Elder William Conrad was a leader among Kentucky Baptists for most of the 19th century and was an associate of Wilson Thompson and Ambrose Dudley, and many other notables. He was one of the "Old School Baptists" and yet, like many of them, believed that conversion was the same as being "born again," and was accomplished through the means of the gospel. He held the same view as Elders Beebe and Trott. They held that regeneration was not the same as being begotten, believing that regeneration was the giving of life, but that conversion was the birth of that life. He believed that all the elect would be both regenerated and born again by the gospel. Notice these words by Elder Conrad:
"There is also a begetting and being born, but our being born does not give us life; we are born because we have life; but there is a begetting, and previous to this begetting there is no vital or actual existence; but there is eternal decreed, purposed or treasured in Christ before it is given, and in due time we are said to receive it according to the election of grace; and therefore we are said to be the Temple of God, which is holy, which temple ye are." (Chapter 25)

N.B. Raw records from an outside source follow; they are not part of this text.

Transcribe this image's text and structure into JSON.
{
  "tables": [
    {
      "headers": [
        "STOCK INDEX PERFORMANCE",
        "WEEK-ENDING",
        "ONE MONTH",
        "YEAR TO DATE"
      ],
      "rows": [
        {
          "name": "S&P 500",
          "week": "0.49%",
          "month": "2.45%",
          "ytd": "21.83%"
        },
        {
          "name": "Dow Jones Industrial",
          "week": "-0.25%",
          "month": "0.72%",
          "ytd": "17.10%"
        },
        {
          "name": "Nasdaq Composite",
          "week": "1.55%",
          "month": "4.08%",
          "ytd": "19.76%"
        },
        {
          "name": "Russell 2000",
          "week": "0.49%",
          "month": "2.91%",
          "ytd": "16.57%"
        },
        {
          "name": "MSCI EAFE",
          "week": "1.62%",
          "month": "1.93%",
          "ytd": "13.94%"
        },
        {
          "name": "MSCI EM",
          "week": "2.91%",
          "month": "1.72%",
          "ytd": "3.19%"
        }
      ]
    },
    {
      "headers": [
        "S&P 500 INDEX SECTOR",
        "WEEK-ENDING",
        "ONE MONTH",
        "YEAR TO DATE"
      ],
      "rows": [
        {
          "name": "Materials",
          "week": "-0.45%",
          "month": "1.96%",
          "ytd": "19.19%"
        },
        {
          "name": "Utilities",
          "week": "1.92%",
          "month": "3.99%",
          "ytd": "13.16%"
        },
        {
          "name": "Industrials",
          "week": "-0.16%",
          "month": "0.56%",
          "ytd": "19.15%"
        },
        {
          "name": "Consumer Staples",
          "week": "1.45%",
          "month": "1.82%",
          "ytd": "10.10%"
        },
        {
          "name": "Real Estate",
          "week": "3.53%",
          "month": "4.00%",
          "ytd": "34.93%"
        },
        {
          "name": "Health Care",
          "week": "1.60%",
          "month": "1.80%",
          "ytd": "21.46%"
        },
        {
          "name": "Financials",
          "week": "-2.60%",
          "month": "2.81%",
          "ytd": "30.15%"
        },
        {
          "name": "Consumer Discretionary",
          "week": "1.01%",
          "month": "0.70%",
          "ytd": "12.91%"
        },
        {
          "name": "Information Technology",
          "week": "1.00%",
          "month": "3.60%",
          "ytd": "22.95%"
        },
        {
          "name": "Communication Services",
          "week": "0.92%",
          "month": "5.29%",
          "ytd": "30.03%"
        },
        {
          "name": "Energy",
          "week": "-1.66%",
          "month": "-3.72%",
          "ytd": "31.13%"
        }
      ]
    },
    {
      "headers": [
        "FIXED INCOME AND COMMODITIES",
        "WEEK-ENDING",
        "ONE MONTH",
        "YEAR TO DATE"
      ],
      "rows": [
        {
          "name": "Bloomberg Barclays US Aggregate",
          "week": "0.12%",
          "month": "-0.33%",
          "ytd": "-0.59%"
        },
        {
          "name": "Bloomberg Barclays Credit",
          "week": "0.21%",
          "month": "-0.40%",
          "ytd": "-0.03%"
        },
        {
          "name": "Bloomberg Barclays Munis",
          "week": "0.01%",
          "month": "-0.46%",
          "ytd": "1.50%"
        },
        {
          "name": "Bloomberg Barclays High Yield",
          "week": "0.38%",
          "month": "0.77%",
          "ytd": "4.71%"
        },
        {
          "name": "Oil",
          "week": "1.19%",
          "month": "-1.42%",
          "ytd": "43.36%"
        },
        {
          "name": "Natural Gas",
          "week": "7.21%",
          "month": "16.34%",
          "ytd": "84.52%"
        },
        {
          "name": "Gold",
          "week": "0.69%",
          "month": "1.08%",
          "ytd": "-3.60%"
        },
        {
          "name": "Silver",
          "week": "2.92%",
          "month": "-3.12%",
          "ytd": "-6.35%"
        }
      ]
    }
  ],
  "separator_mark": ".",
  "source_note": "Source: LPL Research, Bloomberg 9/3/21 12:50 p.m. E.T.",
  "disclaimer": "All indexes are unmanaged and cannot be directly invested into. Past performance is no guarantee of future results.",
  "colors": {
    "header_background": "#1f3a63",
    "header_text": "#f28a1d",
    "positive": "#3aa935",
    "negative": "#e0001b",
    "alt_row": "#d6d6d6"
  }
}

Notice how Conrad says that being "born" of God "does not give us life," for he believed that "regeneration" is what gave life. But, he believed that no one could be eternally saved who was not "born again" by the gospel.
Conrad says this about his long ministry:
"And lastly, that I am now among the oldest in profession that claims to be an Old School Baptist in our part of Kentucky...And, as above, having lived near fifty-five years an unworthy member among them, that these, these considerations connected with my own personal knowledge, while thus to mingle and commingle among the people with whom we have been so long identified." (ibid)

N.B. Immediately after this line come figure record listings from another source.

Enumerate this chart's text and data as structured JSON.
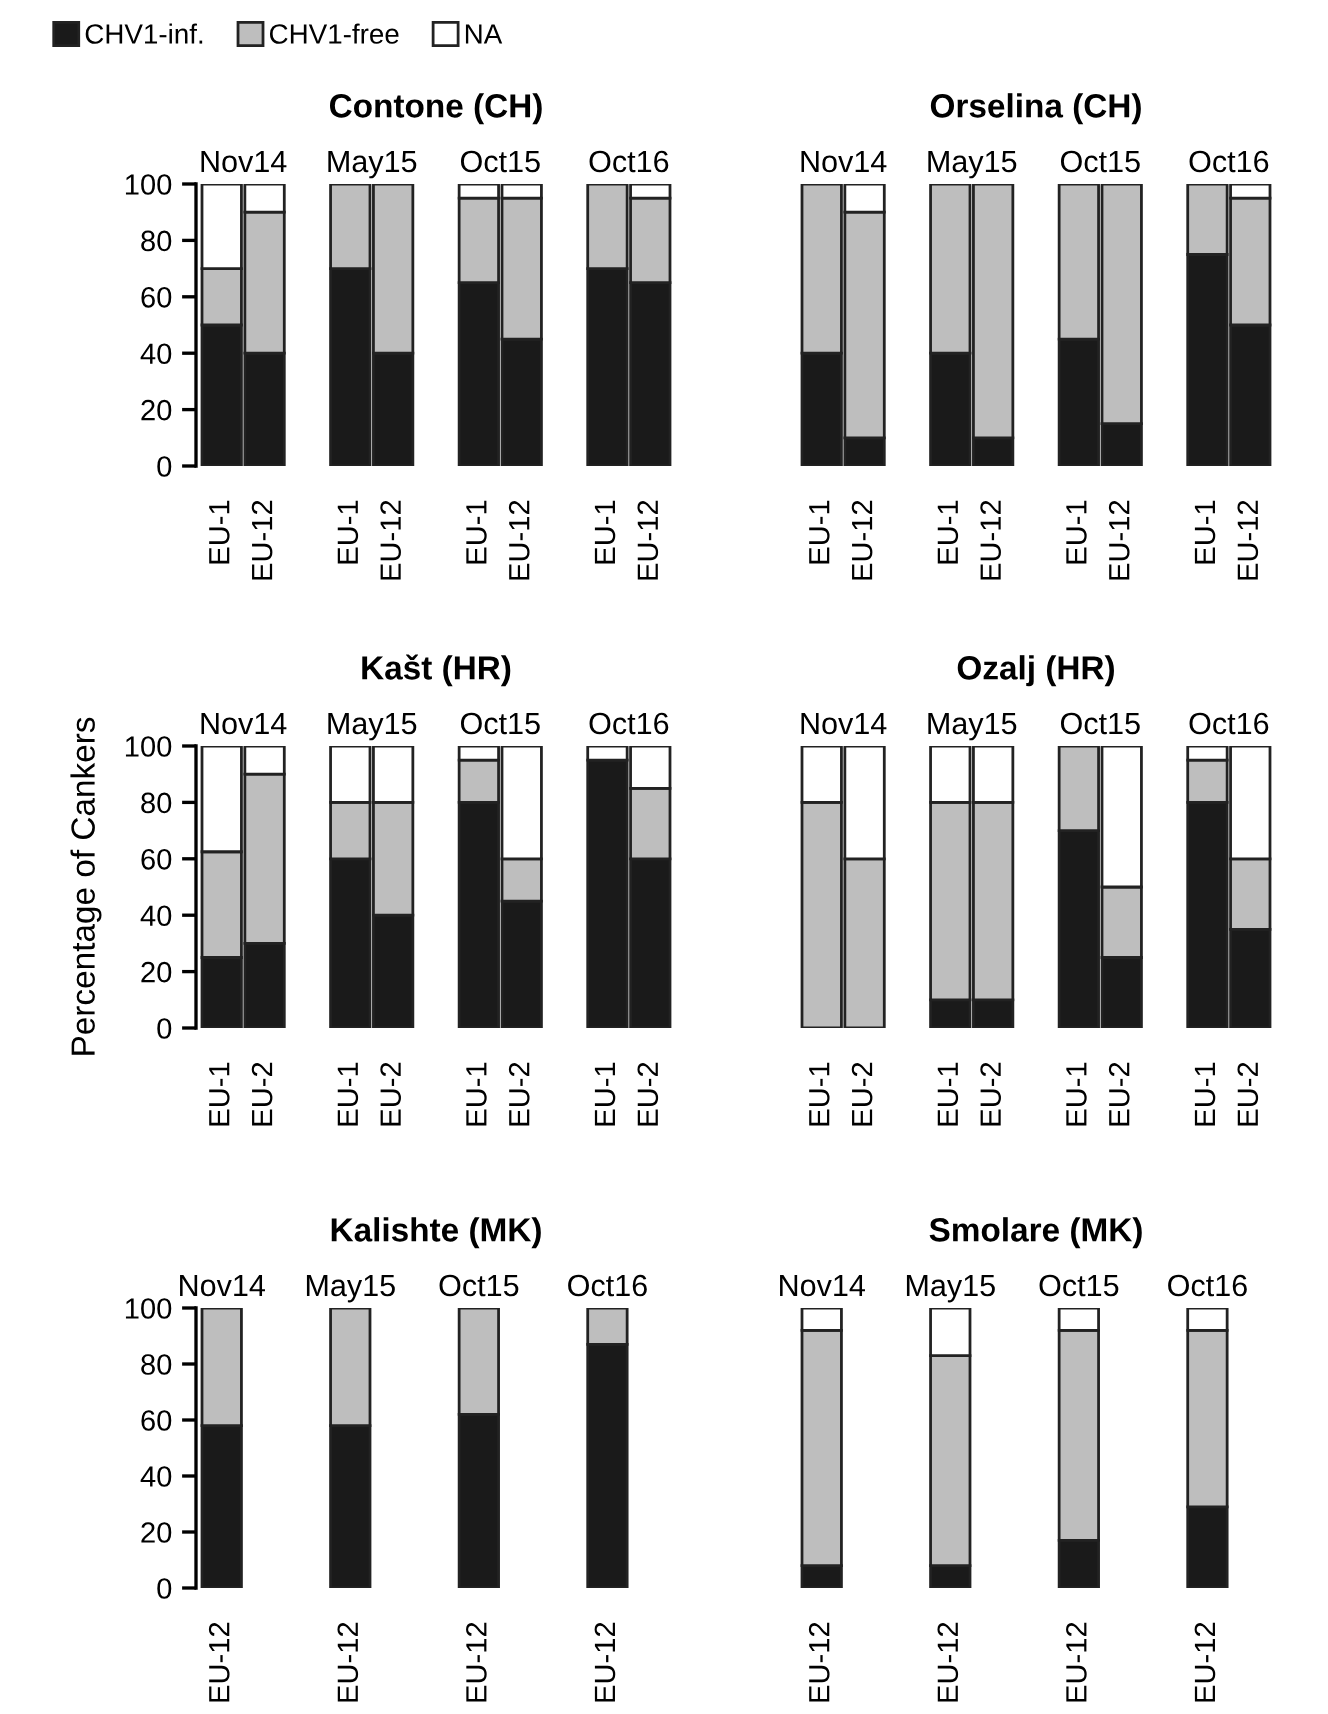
{
  "chart_data": [
    {
      "type": "bar",
      "stacked": true,
      "title": "Contone (CH)",
      "legend": "top",
      "annotations": [
        "Nov14",
        "May15",
        "Oct15",
        "Oct16"
      ],
      "categories": [
        "EU-1",
        "EU-12",
        null,
        "EU-1",
        "EU-12",
        null,
        "EU-1",
        "EU-12",
        null,
        "EU-1",
        "EU-12"
      ],
      "ylim": [
        0,
        100
      ],
      "yticks": [
        0,
        20,
        40,
        60,
        80,
        100
      ],
      "series": [
        {
          "name": "CHV1-inf.",
          "color": "#1a1a1a",
          "values": [
            50,
            40,
            null,
            70,
            40,
            null,
            65,
            45,
            null,
            70,
            65
          ]
        },
        {
          "name": "CHV1-free",
          "color": "#bebebe",
          "values": [
            20,
            50,
            null,
            30,
            60,
            null,
            30,
            50,
            null,
            30,
            30
          ]
        },
        {
          "name": "NA",
          "color": "#ffffff",
          "values": [
            30,
            10,
            null,
            0,
            0,
            null,
            5,
            5,
            null,
            0,
            5
          ]
        }
      ]
    },
    {
      "type": "bar",
      "stacked": true,
      "title": "Orselina (CH)",
      "tick_labels": "x",
      "annotations": [
        "Nov14",
        "May15",
        "Oct15",
        "Oct16"
      ],
      "categories": [
        "EU-1",
        "EU-12",
        null,
        "EU-1",
        "EU-12",
        null,
        "EU-1",
        "EU-12",
        null,
        "EU-1",
        "EU-12"
      ],
      "ylim": [
        0,
        100
      ],
      "yticks": [
        0,
        20,
        40,
        60,
        80,
        100
      ],
      "series": [
        {
          "color": "#1a1a1a",
          "values": [
            40,
            10,
            null,
            40,
            10,
            null,
            45,
            15,
            null,
            75,
            50
          ]
        },
        {
          "color": "#bebebe",
          "values": [
            60,
            80,
            null,
            60,
            90,
            null,
            55,
            85,
            null,
            25,
            45
          ]
        },
        {
          "color": "#ffffff",
          "values": [
            0,
            10,
            null,
            0,
            0,
            null,
            0,
            0,
            null,
            0,
            5
          ]
        }
      ]
    },
    {
      "type": "bar",
      "stacked": true,
      "title": "Kašt (HR)",
      "ylabel": "Percentage of Cankers",
      "annotations": [
        "Nov14",
        "May15",
        "Oct15",
        "Oct16"
      ],
      "categories": [
        "EU-1",
        "EU-2",
        null,
        "EU-1",
        "EU-2",
        null,
        "EU-1",
        "EU-2",
        null,
        "EU-1",
        "EU-2"
      ],
      "ylim": [
        0,
        100
      ],
      "yticks": [
        0,
        20,
        40,
        60,
        80,
        100
      ],
      "series": [
        {
          "color": "#1a1a1a",
          "values": [
            25,
            30,
            null,
            60,
            40,
            null,
            80,
            45,
            null,
            95,
            60
          ]
        },
        {
          "color": "#bebebe",
          "values": [
            37.5,
            60,
            null,
            20,
            40,
            null,
            15,
            15,
            null,
            0,
            25
          ]
        },
        {
          "color": "#ffffff",
          "values": [
            37.5,
            10,
            null,
            20,
            20,
            null,
            5,
            40,
            null,
            5,
            15
          ]
        }
      ]
    },
    {
      "type": "bar",
      "stacked": true,
      "title": "Ozalj (HR)",
      "tick_labels": "x",
      "annotations": [
        "Nov14",
        "May15",
        "Oct15",
        "Oct16"
      ],
      "categories": [
        "EU-1",
        "EU-2",
        null,
        "EU-1",
        "EU-2",
        null,
        "EU-1",
        "EU-2",
        null,
        "EU-1",
        "EU-2"
      ],
      "ylim": [
        0,
        100
      ],
      "yticks": [
        0,
        20,
        40,
        60,
        80,
        100
      ],
      "series": [
        {
          "color": "#1a1a1a",
          "values": [
            0,
            0,
            null,
            10,
            10,
            null,
            70,
            25,
            null,
            80,
            35
          ]
        },
        {
          "color": "#bebebe",
          "values": [
            80,
            60,
            null,
            70,
            70,
            null,
            30,
            25,
            null,
            15,
            25
          ]
        },
        {
          "color": "#ffffff",
          "values": [
            20,
            40,
            null,
            20,
            20,
            null,
            0,
            50,
            null,
            5,
            40
          ]
        }
      ]
    },
    {
      "type": "bar",
      "stacked": true,
      "title": "Kalishte (MK)",
      "annotations": [
        "Nov14",
        "May15",
        "Oct15",
        "Oct16"
      ],
      "categories": [
        "EU-12",
        "EU-12",
        "EU-12",
        "EU-12"
      ],
      "ylim": [
        0,
        100
      ],
      "yticks": [
        0,
        20,
        40,
        60,
        80,
        100
      ],
      "series": [
        {
          "color": "#1a1a1a",
          "values": [
            58,
            58,
            62,
            87
          ]
        },
        {
          "color": "#bebebe",
          "values": [
            42,
            42,
            38,
            13
          ]
        },
        {
          "color": "#ffffff",
          "values": [
            0,
            0,
            0,
            0
          ]
        }
      ]
    },
    {
      "type": "bar",
      "stacked": true,
      "title": "Smolare (MK)",
      "tick_labels": "x",
      "annotations": [
        "Nov14",
        "May15",
        "Oct15",
        "Oct16"
      ],
      "categories": [
        "EU-12",
        "EU-12",
        "EU-12",
        "EU-12"
      ],
      "ylim": [
        0,
        100
      ],
      "yticks": [
        0,
        20,
        40,
        60,
        80,
        100
      ],
      "series": [
        {
          "color": "#1a1a1a",
          "values": [
            8,
            8,
            17,
            29
          ]
        },
        {
          "color": "#bebebe",
          "values": [
            84,
            75,
            75,
            63
          ]
        },
        {
          "color": "#ffffff",
          "values": [
            8,
            17,
            8,
            8
          ]
        }
      ]
    }
  ]
}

Elder Conrad was also a fellow minister with Elders E. H. Burnam and W. T. Pence, two elders who led the "means" side in the division over means in the 1880s.
Wrote Conrad:
"...thus far this year nearly a like supply, for Elder E. H. Burman, from Columbia, Mo., was with us the first Saturday and Sunday in this month of July, 1875, and Elder Phillip McInturff, from Pennsylvania, last fall, etc." (ibid)

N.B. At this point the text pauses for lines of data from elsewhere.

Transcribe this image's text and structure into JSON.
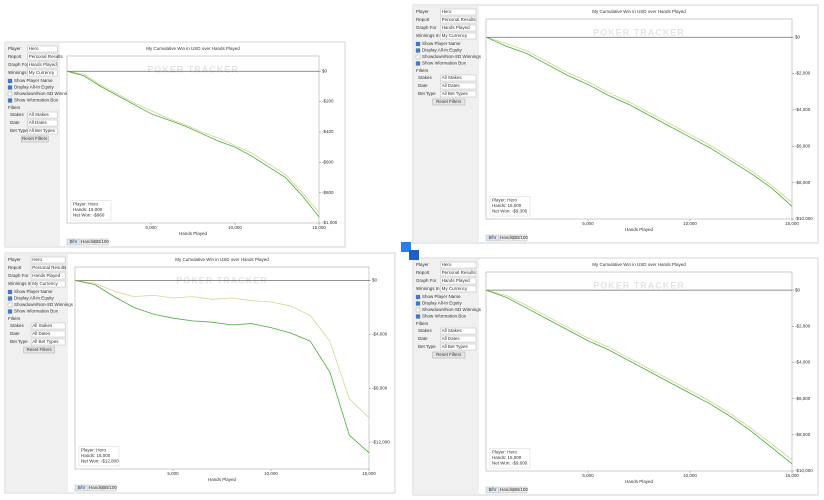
{
  "sidebar": {
    "fields": [
      {
        "label": "Player",
        "value": "Hero"
      },
      {
        "label": "Report",
        "value": "Personal Results"
      },
      {
        "label": "Graph For",
        "value": "Hands Played"
      },
      {
        "label": "Winnings In",
        "value": "My Currency"
      }
    ],
    "checks": [
      "Show Player Name",
      "Display All-In Equity",
      "Showdown/Non-SD Winnings",
      "Show Information Box"
    ],
    "filters_title": "Filters",
    "filters": [
      {
        "label": "Stakes",
        "value": "All Stakes"
      },
      {
        "label": "Date",
        "value": "All Dates"
      },
      {
        "label": "Bet Type",
        "value": "All Bet Types"
      }
    ],
    "reset": "Reset Filters",
    "tabs": [
      "$/hr",
      "Hands",
      "BB/100"
    ]
  },
  "watermark": "POKER TRACKER",
  "panels": [
    {
      "chart": {
        "type": "line",
        "title": "My Cumulative Win in USD over Hands Played",
        "x_label": "Hands Played",
        "x": [
          0,
          1000,
          2000,
          3000,
          4000,
          5000,
          6000,
          7000,
          8000,
          9000,
          10000,
          11000,
          12000,
          13000,
          14000,
          15000
        ],
        "xlim": [
          0,
          15000
        ],
        "xticks": [
          {
            "value": 5000,
            "label": "5,000"
          },
          {
            "value": 10000,
            "label": "10,000"
          },
          {
            "value": 15000,
            "label": "15,000"
          }
        ],
        "ylim": [
          -1000,
          100
        ],
        "yticks": [
          {
            "value": 0,
            "label": "$0"
          },
          {
            "value": -200,
            "label": "-$200"
          },
          {
            "value": -400,
            "label": "-$400"
          },
          {
            "value": -600,
            "label": "-$600"
          },
          {
            "value": -800,
            "label": "-$800"
          },
          {
            "value": -1000,
            "label": "-$1,000"
          }
        ],
        "series": [
          {
            "color": "#4caa3c",
            "values": [
              0,
              -30,
              -100,
              -160,
              -220,
              -280,
              -320,
              -360,
              -410,
              -460,
              -500,
              -560,
              -630,
              -700,
              -820,
              -960
            ]
          },
          {
            "color": "#c9d98a",
            "values": [
              0,
              -20,
              -90,
              -150,
              -210,
              -260,
              -310,
              -350,
              -400,
              -440,
              -490,
              -540,
              -610,
              -680,
              -800,
              -930
            ]
          }
        ],
        "info": [
          "Player: Hero",
          "Hands: 15,000",
          "Net Won: -$960"
        ]
      }
    },
    {
      "chart": {
        "type": "line",
        "title": "My Cumulative Win in USD over Hands Played",
        "x_label": "Hands Played",
        "x": [
          0,
          1000,
          2000,
          3000,
          4000,
          5000,
          6000,
          7000,
          8000,
          9000,
          10000,
          11000,
          12000,
          13000,
          14000,
          15000
        ],
        "xlim": [
          0,
          15000
        ],
        "xticks": [
          {
            "value": 5000,
            "label": "5,000"
          },
          {
            "value": 10000,
            "label": "10,000"
          },
          {
            "value": 15000,
            "label": "15,000"
          }
        ],
        "ylim": [
          -10000,
          1000
        ],
        "yticks": [
          {
            "value": 0,
            "label": "$0"
          },
          {
            "value": -2000,
            "label": "-$2,000"
          },
          {
            "value": -4000,
            "label": "-$4,000"
          },
          {
            "value": -6000,
            "label": "-$6,000"
          },
          {
            "value": -8000,
            "label": "-$8,000"
          },
          {
            "value": -10000,
            "label": "-$10,000"
          }
        ],
        "series": [
          {
            "color": "#4caa3c",
            "values": [
              0,
              -500,
              -900,
              -1500,
              -2100,
              -2600,
              -3200,
              -3700,
              -4300,
              -4900,
              -5500,
              -6100,
              -6800,
              -7500,
              -8300,
              -9300
            ]
          },
          {
            "color": "#c9d98a",
            "values": [
              0,
              -350,
              -750,
              -1350,
              -1950,
              -2450,
              -3050,
              -3550,
              -4150,
              -4750,
              -5350,
              -5950,
              -6650,
              -7350,
              -8150,
              -9100
            ]
          }
        ],
        "info": [
          "Player: Hero",
          "Hands: 15,000",
          "Net Won: -$9,300"
        ]
      }
    },
    {
      "chart": {
        "type": "line",
        "title": "My Cumulative Win in USD over Hands Played",
        "x_label": "Hands Played",
        "x": [
          0,
          1000,
          2000,
          3000,
          4000,
          5000,
          6000,
          7000,
          8000,
          9000,
          10000,
          11000,
          12000,
          13000,
          14000,
          15000
        ],
        "xlim": [
          0,
          15000
        ],
        "xticks": [
          {
            "value": 5000,
            "label": "5,000"
          },
          {
            "value": 10000,
            "label": "10,000"
          },
          {
            "value": 15000,
            "label": "15,000"
          }
        ],
        "ylim": [
          -14000,
          1000
        ],
        "yticks": [
          {
            "value": 0,
            "label": "$0"
          },
          {
            "value": -4000,
            "label": "-$4,000"
          },
          {
            "value": -8000,
            "label": "-$8,000"
          },
          {
            "value": -12000,
            "label": "-$12,000"
          }
        ],
        "series": [
          {
            "color": "#4caa3c",
            "values": [
              0,
              -300,
              -1200,
              -2000,
              -2500,
              -2800,
              -3000,
              -3100,
              -3300,
              -3200,
              -3500,
              -3900,
              -4500,
              -6800,
              -11500,
              -12800
            ]
          },
          {
            "color": "#d8d49a",
            "values": [
              0,
              -200,
              -800,
              -1200,
              -1100,
              -1300,
              -1200,
              -1400,
              -1300,
              -1500,
              -1600,
              -1900,
              -2600,
              -4500,
              -8800,
              -10200
            ]
          }
        ],
        "info": [
          "Player: Hero",
          "Hands: 15,000",
          "Net Won: -$12,800"
        ]
      }
    },
    {
      "chart": {
        "type": "line",
        "title": "My Cumulative Win in USD over Hands Played",
        "x_label": "Hands Played",
        "x": [
          0,
          1000,
          2000,
          3000,
          4000,
          5000,
          6000,
          7000,
          8000,
          9000,
          10000,
          11000,
          12000,
          13000,
          14000,
          15000
        ],
        "xlim": [
          0,
          15000
        ],
        "xticks": [
          {
            "value": 5000,
            "label": "5,000"
          },
          {
            "value": 10000,
            "label": "10,000"
          },
          {
            "value": 15000,
            "label": "15,000"
          }
        ],
        "ylim": [
          -10000,
          1000
        ],
        "yticks": [
          {
            "value": 0,
            "label": "$0"
          },
          {
            "value": -2000,
            "label": "-$2,000"
          },
          {
            "value": -4000,
            "label": "-$4,000"
          },
          {
            "value": -6000,
            "label": "-$6,000"
          },
          {
            "value": -8000,
            "label": "-$8,000"
          },
          {
            "value": -10000,
            "label": "-$10,000"
          }
        ],
        "series": [
          {
            "color": "#4caa3c",
            "values": [
              0,
              -400,
              -1000,
              -1600,
              -2200,
              -2800,
              -3300,
              -3900,
              -4500,
              -5100,
              -5700,
              -6300,
              -7000,
              -7800,
              -8700,
              -9600
            ]
          },
          {
            "color": "#c9d98a",
            "values": [
              0,
              -300,
              -850,
              -1450,
              -2050,
              -2650,
              -3150,
              -3750,
              -4350,
              -4950,
              -5550,
              -6150,
              -6850,
              -7650,
              -8500,
              -9400
            ]
          }
        ],
        "info": [
          "Player: Hero",
          "Hands: 15,000",
          "Net Won: -$9,600"
        ]
      }
    }
  ]
}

One writer says this about Elder Conrad:
"...in the 1840’s, the Means Baptists, led by Elder William Conrad of Dry Ridge (Williamstown) further purged it of duty faith believers."
See here
Elder Conrad also wrote:
"The import of those observations which they make on your conversation is, you that speak with such fluency and confidence about the doctrines of grace and the necessity of faith, let us see what influence these doctrines have on your own tempers and your own behavior! Show us your faith by your works!" (Chapter 29)
See here for Conrad's work.
Notice that Conrad says that the Old Baptists had always insisted on "the necessity of faith" for salvation, one of the issues in the division over the means question.